Module java.xml

Interface LSParser


public interface LSParser
An interface to an object that is able to build, or augment, a DOM tree from various input sources.

LSParser provides an API for parsing XML and building the corresponding DOM document structure. A LSParser instance can be obtained by invoking the DOMImplementationLS.createLSParser() method.

As specified in [DOM Level 3 Core] , when a document is first made available via the LSParser:

  • there will never be two adjacent nodes of type NODE_TEXT, and there will never be empty text nodes.
  • it is expected that the value and nodeValue attributes of an Attr node initially return the XML 1.0 normalized value. However, if the parameters "validate-if-schema" and "datatype-normalization" are set to true, depending on the attribute normalization used, the attribute values may differ from the ones obtained by the XML 1.0 attribute normalization.

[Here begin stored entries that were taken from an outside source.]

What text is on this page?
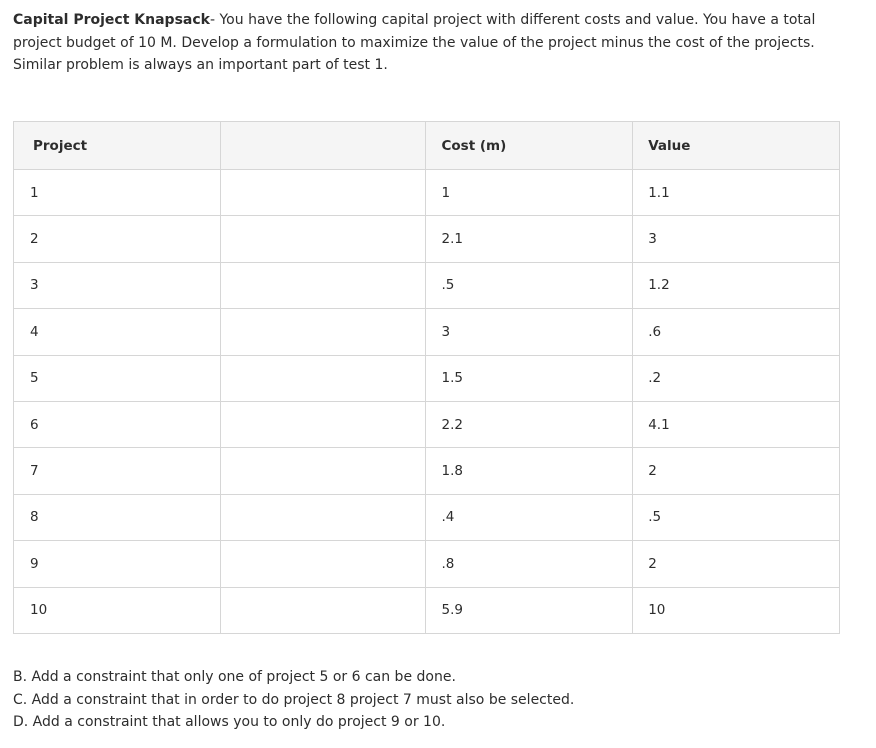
Capital Project Knapsack- You have the following capital project with different costs and value. You have a total project budget of 10 M. Develop a formulation to maximize the value of the project minus the cost of the projects. Similar problem is always an important part of test 1.

Project		Cost (m)	Value
1		1	1.1
2		2.1	3
3		.5	1.2
4		3	.6
5		1.5	.2
6		2.2	4.1
7		1.8	2
8		.4	.5
9		.8	2
10		5.9	10
B. Add a constraint that only one of project 5 or 6 can be done.
C. Add a constraint that in order to do project 8 project 7 must also be selected.
D. Add a constraint that allows you to only do project 9 or 10.
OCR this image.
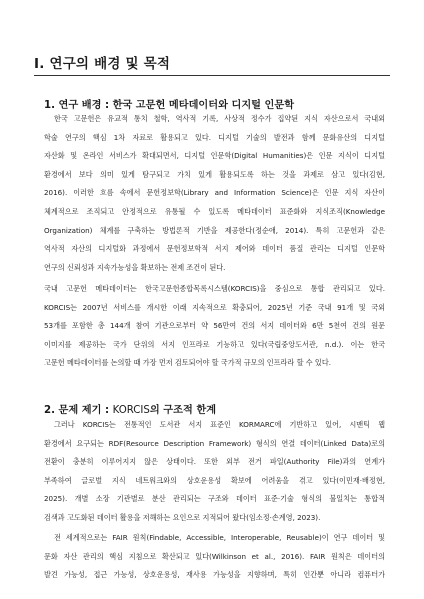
Ⅰ. 연구의 배경 및 목적
1. 연구 배경 : 한국 고문헌 메타데이터와 디지털 인문학
한국 고문헌은 유교적 통치 철학, 역사적 기록, 사상적 정수가 집약된 지식 자산으로서 국내외
학술 연구의 핵심 1차 자료로 활용되고 있다. 디지털 기술의 발전과 함께 문화유산의 디지털
자산화 및 온라인 서비스가 확대되면서, 디지털 인문학(Digital Humanities)은 인문 지식이 디지털
환경에서 보다 의미 있게 탐구되고 가치 있게 활용되도록 하는 것을 과제로 삼고 있다(김현,
2016). 이러한 흐름 속에서 문헌정보학(Library and Information Science)은 인문 지식 자산이
체계적으로 조직되고 안정적으로 유통될 수 있도록 메타데이터 표준화와 지식조직(Knowledge
Organization) 체계를 구축하는 방법론적 기반을 제공한다(정순애, 2014). 특히 고문헌과 같은
역사적 자산의 디지털화 과정에서 문헌정보학적 서지 제어와 데이터 품질 관리는 디지털 인문학
연구의 신뢰성과 지속가능성을 확보하는 전제 조건이 된다.
국내 고문헌 메타데이터는 한국고문헌종합목록시스템(KORCIS)을 중심으로 통합 관리되고 있다.
KORCIS는 2007년 서비스를 개시한 이래 지속적으로 확충되어, 2025년 기준 국내 91개 및 국외
53개를 포함한 총 144개 참여 기관으로부터 약 56만여 건의 서지 데이터와 6만 5천여 건의 원문
이미지를 제공하는 국가 단위의 서지 인프라로 기능하고 있다(국립중앙도서관, n.d.). 이는 한국
고문헌 메타데이터를 논의할 때 가장 먼저 검토되어야 할 국가적 규모의 인프라라 할 수 있다.
2. 문제 제기 : KORCIS의 구조적 한계
그러나 KORCIS는 전통적인 도서관 서지 표준인 KORMARC에 기반하고 있어, 시맨틱 웹
환경에서 요구되는 RDF(Resource Description Framework) 형식의 연결 데이터(Linked Data)로의
전환이 충분히 이루어지지 않은 상태이다. 또한 외부 전거 파일(Authority File)과의 연계가
부족하여 글로벌 지식 네트워크와의 상호운용성 확보에 어려움을 겪고 있다(이민재·배정현,
2025). 개별 소장 기관별로 분산 관리되는 구조와 데이터 표준·기술 형식의 불일치는 통합적
검색과 고도화된 데이터 활용을 저해하는 요인으로 지적되어 왔다(임소정·손계영, 2023).
전 세계적으로는 FAIR 원칙(Findable, Accessible, Interoperable, Reusable)이 연구 데이터 및
문화 자산 관리의 핵심 지침으로 확산되고 있다(Wilkinson et al., 2016). FAIR 원칙은 데이터의
발견 가능성, 접근 가능성, 상호운용성, 재사용 가능성을 지향하며, 특히 인간뿐 아니라 컴퓨터가
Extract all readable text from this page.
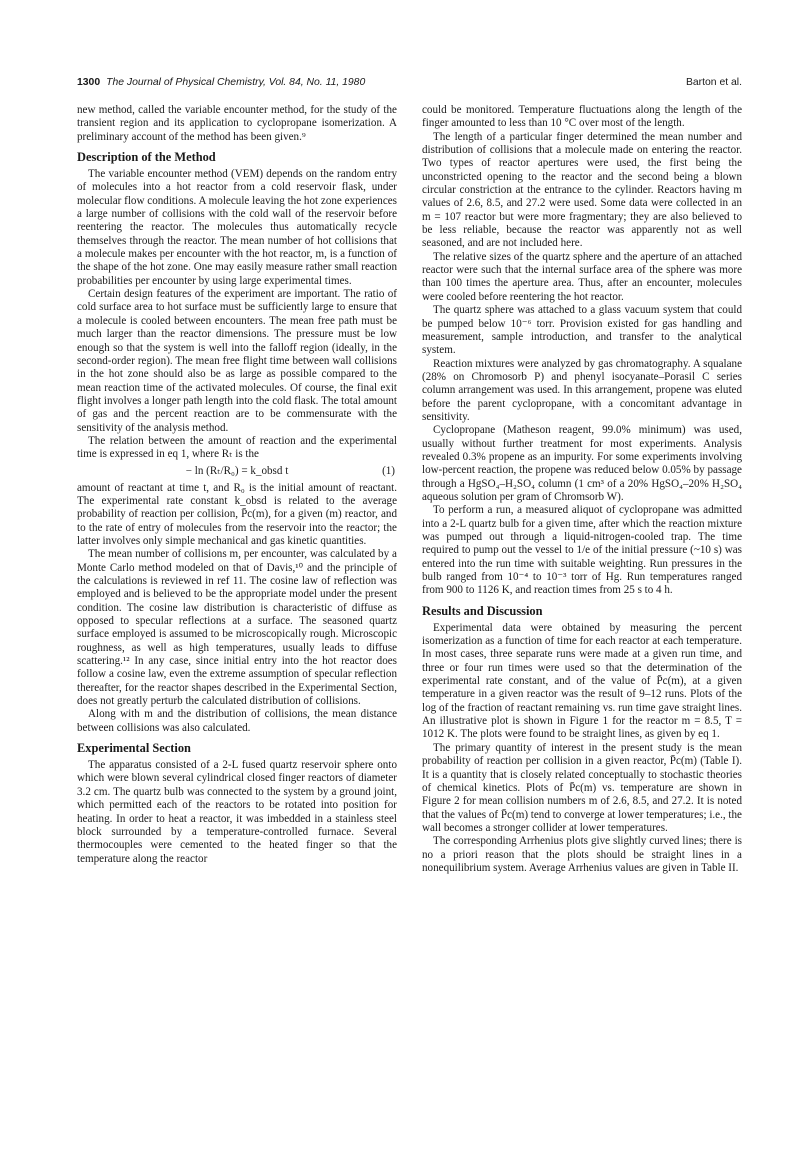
1300 The Journal of Physical Chemistry, Vol. 84, No. 11, 1980	Barton et al.

new method, called the variable encounter method, for the study of the transient region and its application to cyclopropane isomerization. A preliminary account of the method has been given.⁹

Description of the Method

The variable encounter method (VEM) depends on the random entry of molecules into a hot reactor from a cold reservoir flask, under molecular flow conditions. A molecule leaving the hot zone experiences a large number of collisions with the cold wall of the reservoir before reentering the reactor. The molecules thus automatically recycle themselves through the reactor. The mean number of hot collisions that a molecule makes per encounter with the hot reactor, m, is a function of the shape of the hot zone. One may easily measure rather small reaction probabilities per encounter by using large experimental times.

Certain design features of the experiment are important. The ratio of cold surface area to hot surface must be sufficiently large to ensure that a molecule is cooled between encounters. The mean free path must be much larger than the reactor dimensions. The pressure must be low enough so that the system is well into the falloff region (ideally, in the second-order region). The mean free flight time between wall collisions in the hot zone should also be as large as possible compared to the mean reaction time of the activated molecules. Of course, the final exit flight involves a longer path length into the cold flask. The total amount of gas and the percent reaction are to be commensurate with the sensitivity of the analysis method.

The relation between the amount of reaction and the experimental time is expressed in eq 1, where Rₜ is the

− ln (Rₜ/R₀) = k_obsd t	(1)

amount of reactant at time t, and R₀ is the initial amount of reactant. The experimental rate constant k_obsd is related to the average probability of reaction per collision, P̄c(m), for a given (m) reactor, and to the rate of entry of molecules from the reservoir into the reactor; the latter involves only simple mechanical and gas kinetic quantities.

The mean number of collisions m, per encounter, was calculated by a Monte Carlo method modeled on that of Davis,¹⁰ and the principle of the calculations is reviewed in ref 11. The cosine law of reflection was employed and is believed to be the appropriate model under the present condition. The cosine law distribution is characteristic of diffuse as opposed to specular reflections at a surface. The seasoned quartz surface employed is assumed to be microscopically rough. Microscopic roughness, as well as high temperatures, usually leads to diffuse scattering.¹² In any case, since initial entry into the hot reactor does follow a cosine law, even the extreme assumption of specular reflection thereafter, for the reactor shapes described in the Experimental Section, does not greatly perturb the calculated distribution of collisions.

Along with m and the distribution of collisions, the mean distance between collisions was also calculated.

Experimental Section

The apparatus consisted of a 2-L fused quartz reservoir sphere onto which were blown several cylindrical closed finger reactors of diameter 3.2 cm. The quartz bulb was connected to the system by a ground joint, which permitted each of the reactors to be rotated into position for heating. In order to heat a reactor, it was imbedded in a stainless steel block surrounded by a temperature-controlled furnace. Several thermocouples were cemented to the heated finger so that the temperature along the reactor

could be monitored. Temperature fluctuations along the length of the finger amounted to less than 10 °C over most of the length.

The length of a particular finger determined the mean number and distribution of collisions that a molecule made on entering the reactor. Two types of reactor apertures were used, the first being the unconstricted opening to the reactor and the second being a blown circular constriction at the entrance to the cylinder. Reactors having m values of 2.6, 8.5, and 27.2 were used. Some data were collected in an m = 107 reactor but were more fragmentary; they are also believed to be less reliable, because the reactor was apparently not as well seasoned, and are not included here.

The relative sizes of the quartz sphere and the aperture of an attached reactor were such that the internal surface area of the sphere was more than 100 times the aperture area. Thus, after an encounter, molecules were cooled before reentering the hot reactor.

The quartz sphere was attached to a glass vacuum system that could be pumped below 10⁻⁶ torr. Provision existed for gas handling and measurement, sample introduction, and transfer to the analytical system.

Reaction mixtures were analyzed by gas chromatography. A squalane (28% on Chromosorb P) and phenyl isocyanate–Porasil C series column arrangement was used. In this arrangement, propene was eluted before the parent cyclopropane, with a concomitant advantage in sensitivity.

Cyclopropane (Matheson reagent, 99.0% minimum) was used, usually without further treatment for most experiments. Analysis revealed 0.3% propene as an impurity. For some experiments involving low-percent reaction, the propene was reduced below 0.05% by passage through a HgSO₄–H₂SO₄ column (1 cm³ of a 20% HgSO₄–20% H₂SO₄ aqueous solution per gram of Chromsorb W).

To perform a run, a measured aliquot of cyclopropane was admitted into a 2-L quartz bulb for a given time, after which the reaction mixture was pumped out through a liquid-nitrogen-cooled trap. The time required to pump out the vessel to 1/e of the initial pressure (~10 s) was entered into the run time with suitable weighting. Run pressures in the bulb ranged from 10⁻⁴ to 10⁻³ torr of Hg. Run temperatures ranged from 900 to 1126 K, and reaction times from 25 s to 4 h.

Results and Discussion

Experimental data were obtained by measuring the percent isomerization as a function of time for each reactor at each temperature. In most cases, three separate runs were made at a given run time, and three or four run times were used so that the determination of the experimental rate constant, and of the value of P̄c(m), at a given temperature in a given reactor was the result of 9–12 runs. Plots of the log of the fraction of reactant remaining vs. run time gave straight lines. An illustrative plot is shown in Figure 1 for the reactor m = 8.5, T = 1012 K. The plots were found to be straight lines, as given by eq 1.

The primary quantity of interest in the present study is the mean probability of reaction per collision in a given reactor, P̄c(m) (Table I). It is a quantity that is closely related conceptually to stochastic theories of chemical kinetics. Plots of P̄c(m) vs. temperature are shown in Figure 2 for mean collision numbers m of 2.6, 8.5, and 27.2. It is noted that the values of P̄c(m) tend to converge at lower temperatures; i.e., the wall becomes a stronger collider at lower temperatures.

The corresponding Arrhenius plots give slightly curved lines; there is no a priori reason that the plots should be straight lines in a nonequilibrium system. Average Arrhenius values are given in Table II.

If the parameters "datatype-normalization" is set to false, the XML 1.0 attribute normalization is guaranteed to occur, and if the attributes list does not contain namespace declarations, the attributes attribute on Element node represents the property [attributes] defined in [XML Information Set].

Asynchronous LSParser objects are expected to also implement the events::EventTarget interface so that event listeners can be registered on asynchronous LSParser objects.

Events supported by asynchronous LSParser objects are:

load
The LSParser finishes to load the document. See also the definition of the LSLoadEvent interface.
progress
The LSParser signals progress as data is parsed. This specification does not attempt to define exactly when progress events should be dispatched. That is intentionally left as implementation-dependent. Here is one example of how an application might dispatch progress events: Once the parser starts receiving data, a progress event is dispatched to indicate that the parsing starts. From there on, a progress event is dispatched for every 4096 bytes of data that is received and processed. This is only one example, though, and implementations can choose to dispatch progress events at any time while parsing, or not dispatch them at all. See also the definition of the LSProgressEvent interface.

Note: All events defined in this specification use the namespace URI "http://www.w3.org/2002/DOMLS".

While parsing an input source, errors are reported to the application through the error handler (LSParser.domConfig's "error-handler" parameter). This specification does in no way try to define all possible errors that can occur while parsing XML, or any other markup, but some common error cases are defined. The types (DOMError.type) of errors and warnings defined by this specification are:

"check-character-normalization-failure" [error]
Raised if the parameter "check-character-normalization" is set to true and a string is encountered that fails normalization checking.
"doctype-not-allowed" [fatal]
Raised if the configuration parameter "disallow-doctype" is set to true and a doctype is encountered.
"no-input-specified" [fatal]
Raised when loading a document and no input is specified in the LSInput object.
"pi-base-uri-not-preserved" [warning]
Raised if a processing instruction is encountered in a location where the base URI of the processing instruction can not be preserved. One example of a case where this warning will be raised is if the configuration parameter "entities" is set to false and the following XML file is parsed:
 <!DOCTYPE root [ <!ENTITY e SYSTEM 'subdir/myentity.ent' ]>
 <root> &e; </root>
And subdir/myentity.ent contains:
<one> <two/> </one> <?pi 3.14159?>
 <more/>
"unbound-prefix-in-entity" [warning]
An implementation dependent warning that may be raised if the configuration parameter "namespaces" is set to true and an unbound namespace prefix is encountered in an entity's replacement text. Raising this warning is not enforced since some existing parsers may not recognize unbound namespace prefixes in the replacement text of entities.
"unknown-character-denormalization" [fatal]
Raised if the configuration parameter "ignore-unknown-character-denormalizations" is set to false and a character is encountered for which the processor cannot determine the normalization properties.
"unsupported-encoding" [fatal]
Raised if an unsupported encoding is encountered.
"unsupported-media-type" [fatal]
Raised if the configuration parameter "supported-media-types-only" is set to true and an unsupported media type is encountered.

In addition to raising the defined errors and warnings, implementations are expected to raise implementation specific errors and warnings for any other error and warning cases such as IO errors (file not found, permission denied,...), XML well-formedness errors, and so on.

See also the Document Object Model (DOM) Level 3 Load and Save Specification.

Since:
1.5